Tuesday, August 19, 2014

Google Show Greed Trumps Values Every Day

Google once promised that is mission was “to organize the world’s information”. Nominally that remains its mission today.

On the 10th anniversary of its IPO, in this morning's WSJ, Rolfe Winkler shows how that all changed:

Just before Google Inc. went public 10 years ago, co-founder Larry Page said he wanted to get the search engine's users "out of Google and to the right place as fast as possible."

Today, Mr. Page's Google often is doing the opposite: Providing as much information as possible to keep users in Google's virtual universe.
At first, leveraging its dominant share in search, Google was content to have people linger longer (ala Yahoo or later Facebook) to sell them to more advertisers. Now they want to monetize that customer hold directly by doing transactions and taking a piece of the action. The dead tree (and online edition) shows the before and after — Google the indexer of the Internet vs. Google the horizontally diversified Internet portal:

In other words, Google once created an ecosystem (including APIs and a two-sided advertising market) and wanted to make its ecosystem partners successful. Now, in its relentless pursuit of growth, it is crowding aside its onetime partners and trying to take more money from its customers.

This is exactly what DEC, Apple, Microsoft, Oracle and countless other tech companies have done over the decades. Joining an ecosystem is a viable startup business until the ecosystem sponsor wants to take that business away. The book Keystone Advantage refers to this as an ecosystem “dominator.” Among tech companies, only IBM seems to be a reliable partner for win-win alliances, in part because its integration services business model allows it to make money with almost any sort of component.

Of course, this was inevitable. Companies like Google want to grow, because it supports the stock price and puts more money into the hands of shareholders, employees and executives. Since Larry Page and Sergey Brin are now worth $32 billion apiece, I’m guessing it’s less about the money and more about the control, the ego, the success of making the world’s most dominant influential company of all time.

As we teach in strategy, there’s only two ways to grow: reach more customers or make more money out of your existing customers.
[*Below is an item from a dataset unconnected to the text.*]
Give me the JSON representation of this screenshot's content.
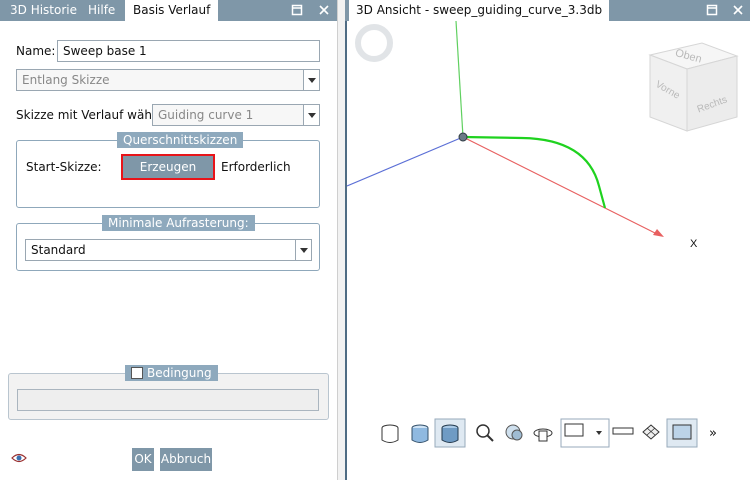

If Google is serving almost everyone on the Internet, it either has to connect more people to the Internet (who will be less profitable than their existing customers) or sell more stuff to those already locked into Google. Obviously (with its $50 billion in cash horde and 60+% gross margins) it’s doing all of these things.

Unfortunately, a dominant vertically integrated (and horizontally diversified) monoculture is bad for the economy, bad for consumers and bad for society. It takes transactions that should be happening in the market and internalizes them into an internal hierarchy. Europe has been trying to nibble at the edges of Google’s efforts at Total World Domination for years, but had little impact. The U.S. seems disinterested, because the GOP believes in free markets and the Democrats receive millions in campaign donations from Google's wealth.

Normally we can count on the curse of success to eventually kick in: big companies either become complacent, bureaucratic or otherwise lose their way (cf. GM, Microsoft). The Google founders seem determined to make sure this doesn’t happen during their lifetime, which could be 30 years (with a normal retirement) or 50 (if they last like Warren Buffett). Since I’m older than both men, I may not live to see the end game — which is a depressing thought.